The string $s$ is given, the string length is odd number. The string consists of lowercase letters of the Latin alphabet.

As long as the string length is greater than $1$ , the following operation can be performed on it: select any two adjacent letters in the string $s$ and delete them from the string. For example, from the string "lemma" in one operation, you can get any of the four strings: "mma", "lma", "lea" or "lem" In particular, in one operation, the length of the string reduces by $2$ .

Formally, let the string $s$ have the form $s=s_1s_2 \dots s_n$ ( $n>1$ ). During one operation, you choose an arbitrary index $i$ ( $1 \le i < n$ ) and replace $s=s_1s_2 \dots s_{i-1}s_{i+2} \dots s_n$ .
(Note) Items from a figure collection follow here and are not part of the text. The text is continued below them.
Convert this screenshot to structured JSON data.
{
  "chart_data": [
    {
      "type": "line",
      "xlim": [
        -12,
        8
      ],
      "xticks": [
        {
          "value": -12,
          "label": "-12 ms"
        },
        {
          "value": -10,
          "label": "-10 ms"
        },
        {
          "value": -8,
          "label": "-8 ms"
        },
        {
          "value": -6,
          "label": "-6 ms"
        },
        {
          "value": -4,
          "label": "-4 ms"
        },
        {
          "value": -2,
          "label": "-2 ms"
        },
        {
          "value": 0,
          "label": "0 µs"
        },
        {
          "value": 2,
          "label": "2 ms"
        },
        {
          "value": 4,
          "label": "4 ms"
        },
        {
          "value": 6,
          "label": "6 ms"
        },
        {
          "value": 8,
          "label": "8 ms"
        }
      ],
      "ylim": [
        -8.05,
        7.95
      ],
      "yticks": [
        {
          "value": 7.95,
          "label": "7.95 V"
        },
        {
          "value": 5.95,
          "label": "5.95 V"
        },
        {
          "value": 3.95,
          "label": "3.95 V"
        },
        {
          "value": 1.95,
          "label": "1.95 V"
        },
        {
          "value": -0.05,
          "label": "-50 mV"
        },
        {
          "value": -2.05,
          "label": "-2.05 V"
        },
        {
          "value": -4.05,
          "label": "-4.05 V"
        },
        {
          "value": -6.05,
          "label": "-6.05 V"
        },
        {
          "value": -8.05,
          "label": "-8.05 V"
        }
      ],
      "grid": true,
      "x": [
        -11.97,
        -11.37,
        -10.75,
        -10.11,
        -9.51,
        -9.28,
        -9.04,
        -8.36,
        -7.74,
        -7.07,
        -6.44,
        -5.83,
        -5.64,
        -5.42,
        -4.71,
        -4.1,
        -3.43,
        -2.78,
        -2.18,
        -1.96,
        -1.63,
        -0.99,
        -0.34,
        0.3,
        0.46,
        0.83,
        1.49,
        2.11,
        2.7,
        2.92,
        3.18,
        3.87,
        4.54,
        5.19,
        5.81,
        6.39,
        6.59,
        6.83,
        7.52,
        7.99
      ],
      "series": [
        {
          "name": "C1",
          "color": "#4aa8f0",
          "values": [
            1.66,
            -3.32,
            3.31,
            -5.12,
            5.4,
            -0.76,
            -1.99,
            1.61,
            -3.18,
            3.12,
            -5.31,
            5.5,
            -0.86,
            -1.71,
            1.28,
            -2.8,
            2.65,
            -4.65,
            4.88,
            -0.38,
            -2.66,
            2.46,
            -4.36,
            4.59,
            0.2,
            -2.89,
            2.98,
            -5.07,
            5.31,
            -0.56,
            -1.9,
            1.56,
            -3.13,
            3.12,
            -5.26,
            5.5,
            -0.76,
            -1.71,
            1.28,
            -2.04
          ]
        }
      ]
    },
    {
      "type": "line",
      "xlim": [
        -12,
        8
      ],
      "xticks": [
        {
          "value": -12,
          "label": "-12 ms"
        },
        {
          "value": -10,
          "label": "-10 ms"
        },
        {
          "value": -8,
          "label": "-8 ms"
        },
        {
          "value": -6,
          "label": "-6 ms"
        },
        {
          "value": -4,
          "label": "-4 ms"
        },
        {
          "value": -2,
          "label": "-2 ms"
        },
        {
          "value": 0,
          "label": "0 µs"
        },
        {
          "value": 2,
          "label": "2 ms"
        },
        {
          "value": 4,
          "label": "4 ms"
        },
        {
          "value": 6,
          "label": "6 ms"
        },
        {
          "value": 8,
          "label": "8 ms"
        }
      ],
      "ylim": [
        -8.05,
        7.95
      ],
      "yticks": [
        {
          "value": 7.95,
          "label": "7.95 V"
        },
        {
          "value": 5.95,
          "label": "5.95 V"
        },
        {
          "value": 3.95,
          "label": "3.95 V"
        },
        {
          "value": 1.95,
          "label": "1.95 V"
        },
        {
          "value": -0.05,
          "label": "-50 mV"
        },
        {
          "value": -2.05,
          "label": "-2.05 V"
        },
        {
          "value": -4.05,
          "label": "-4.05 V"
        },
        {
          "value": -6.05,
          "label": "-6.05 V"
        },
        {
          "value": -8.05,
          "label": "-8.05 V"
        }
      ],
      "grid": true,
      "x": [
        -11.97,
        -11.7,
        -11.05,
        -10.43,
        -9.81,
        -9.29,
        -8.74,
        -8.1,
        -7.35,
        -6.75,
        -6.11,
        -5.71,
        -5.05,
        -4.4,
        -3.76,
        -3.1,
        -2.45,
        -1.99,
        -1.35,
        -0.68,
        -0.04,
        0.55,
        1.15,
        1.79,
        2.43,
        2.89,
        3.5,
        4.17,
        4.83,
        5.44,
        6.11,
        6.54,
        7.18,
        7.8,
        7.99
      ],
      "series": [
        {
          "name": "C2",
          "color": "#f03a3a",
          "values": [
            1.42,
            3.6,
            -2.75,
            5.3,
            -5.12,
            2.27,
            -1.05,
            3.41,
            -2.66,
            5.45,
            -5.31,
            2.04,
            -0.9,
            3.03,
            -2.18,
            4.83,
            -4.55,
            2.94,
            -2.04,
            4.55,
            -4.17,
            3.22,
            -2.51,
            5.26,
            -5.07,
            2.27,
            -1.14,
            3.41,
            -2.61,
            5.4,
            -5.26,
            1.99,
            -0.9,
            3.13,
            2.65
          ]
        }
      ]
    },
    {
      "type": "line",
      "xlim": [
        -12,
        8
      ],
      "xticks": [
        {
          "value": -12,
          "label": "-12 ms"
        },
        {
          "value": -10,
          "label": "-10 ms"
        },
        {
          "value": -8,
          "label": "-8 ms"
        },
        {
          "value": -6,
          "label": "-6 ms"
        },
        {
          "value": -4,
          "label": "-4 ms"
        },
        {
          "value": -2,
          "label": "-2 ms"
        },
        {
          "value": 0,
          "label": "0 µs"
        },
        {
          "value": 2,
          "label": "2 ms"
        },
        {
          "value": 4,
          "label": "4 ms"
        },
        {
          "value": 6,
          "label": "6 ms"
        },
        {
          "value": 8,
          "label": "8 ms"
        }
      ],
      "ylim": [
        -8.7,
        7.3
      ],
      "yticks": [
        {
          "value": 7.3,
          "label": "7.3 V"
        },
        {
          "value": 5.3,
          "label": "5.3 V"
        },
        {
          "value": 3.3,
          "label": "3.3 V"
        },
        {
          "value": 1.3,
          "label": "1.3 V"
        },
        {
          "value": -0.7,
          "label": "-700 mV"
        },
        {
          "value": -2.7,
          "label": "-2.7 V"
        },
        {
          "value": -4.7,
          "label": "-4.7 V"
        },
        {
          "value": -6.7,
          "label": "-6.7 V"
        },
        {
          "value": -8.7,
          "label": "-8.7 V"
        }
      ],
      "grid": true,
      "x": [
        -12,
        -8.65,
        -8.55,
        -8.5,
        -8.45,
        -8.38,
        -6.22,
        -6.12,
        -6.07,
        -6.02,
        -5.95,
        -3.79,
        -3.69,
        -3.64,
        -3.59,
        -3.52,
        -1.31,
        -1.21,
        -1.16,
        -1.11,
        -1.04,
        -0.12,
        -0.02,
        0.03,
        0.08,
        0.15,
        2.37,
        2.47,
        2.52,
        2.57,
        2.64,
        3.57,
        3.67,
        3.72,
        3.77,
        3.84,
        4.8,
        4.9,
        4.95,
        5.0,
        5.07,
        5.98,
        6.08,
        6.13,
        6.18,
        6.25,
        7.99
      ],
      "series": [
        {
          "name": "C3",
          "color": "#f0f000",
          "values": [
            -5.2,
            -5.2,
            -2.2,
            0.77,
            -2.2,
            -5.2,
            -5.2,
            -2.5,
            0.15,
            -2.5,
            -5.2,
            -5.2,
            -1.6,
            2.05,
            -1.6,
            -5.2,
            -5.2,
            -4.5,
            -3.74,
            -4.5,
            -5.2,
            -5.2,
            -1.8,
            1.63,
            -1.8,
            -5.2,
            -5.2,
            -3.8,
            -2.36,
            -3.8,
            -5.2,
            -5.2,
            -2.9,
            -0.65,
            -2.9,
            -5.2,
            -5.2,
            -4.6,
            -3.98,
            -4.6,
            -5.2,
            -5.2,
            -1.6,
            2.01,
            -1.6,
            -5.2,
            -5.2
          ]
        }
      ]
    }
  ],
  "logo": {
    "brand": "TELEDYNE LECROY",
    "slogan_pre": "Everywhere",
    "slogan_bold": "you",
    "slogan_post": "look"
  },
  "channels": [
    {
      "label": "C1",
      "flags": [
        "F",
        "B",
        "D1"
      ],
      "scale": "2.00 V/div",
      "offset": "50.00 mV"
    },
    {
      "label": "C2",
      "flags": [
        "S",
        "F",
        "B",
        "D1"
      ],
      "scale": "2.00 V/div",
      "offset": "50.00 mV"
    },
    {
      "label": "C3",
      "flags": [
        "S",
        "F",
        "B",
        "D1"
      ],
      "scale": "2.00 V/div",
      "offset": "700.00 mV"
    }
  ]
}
For the given string $s$ and the letter $c$ , determine whether it is possible to make such a sequence of operations that in the end the equality $s=c$ will be true? In other words, is there such a sequence of operations that the process will end with a string of length $1$ , which consists of the letter $c$ ?

The first line of input data contains an integer $t$ ( $1 \le t \le 10^3$ ) — the number of input test cases.

The descriptions of the $t$ cases follow. Each test case is represented by two lines:

• string $s$ , which has an odd length from $1$ to $49$ inclusive and consists of lowercase letters of the Latin alphabet;
• is a string containing one letter $c$ , where $c$ is a lowercase letter of the Latin alphabet.

For each test case in a separate line output:

• YES, if the string $s$ can be converted so that $s=c$ is true;
• NO otherwise.

You can output YES and NO in any case (for example, the strings yEs, yes, Yes and YES will be recognized as a positive response).

In the first test case, $s$ ="abcde". You need to get $s$ ="c". For the first operation, delete the first two letters, we get $s$ ="cde". In the second operation, we delete the last two letters, so we get the expected value of $s$ ="c".

In the third test case, $s$ ="x", it is required to get $s$ ="y". Obviously, this cannot be done.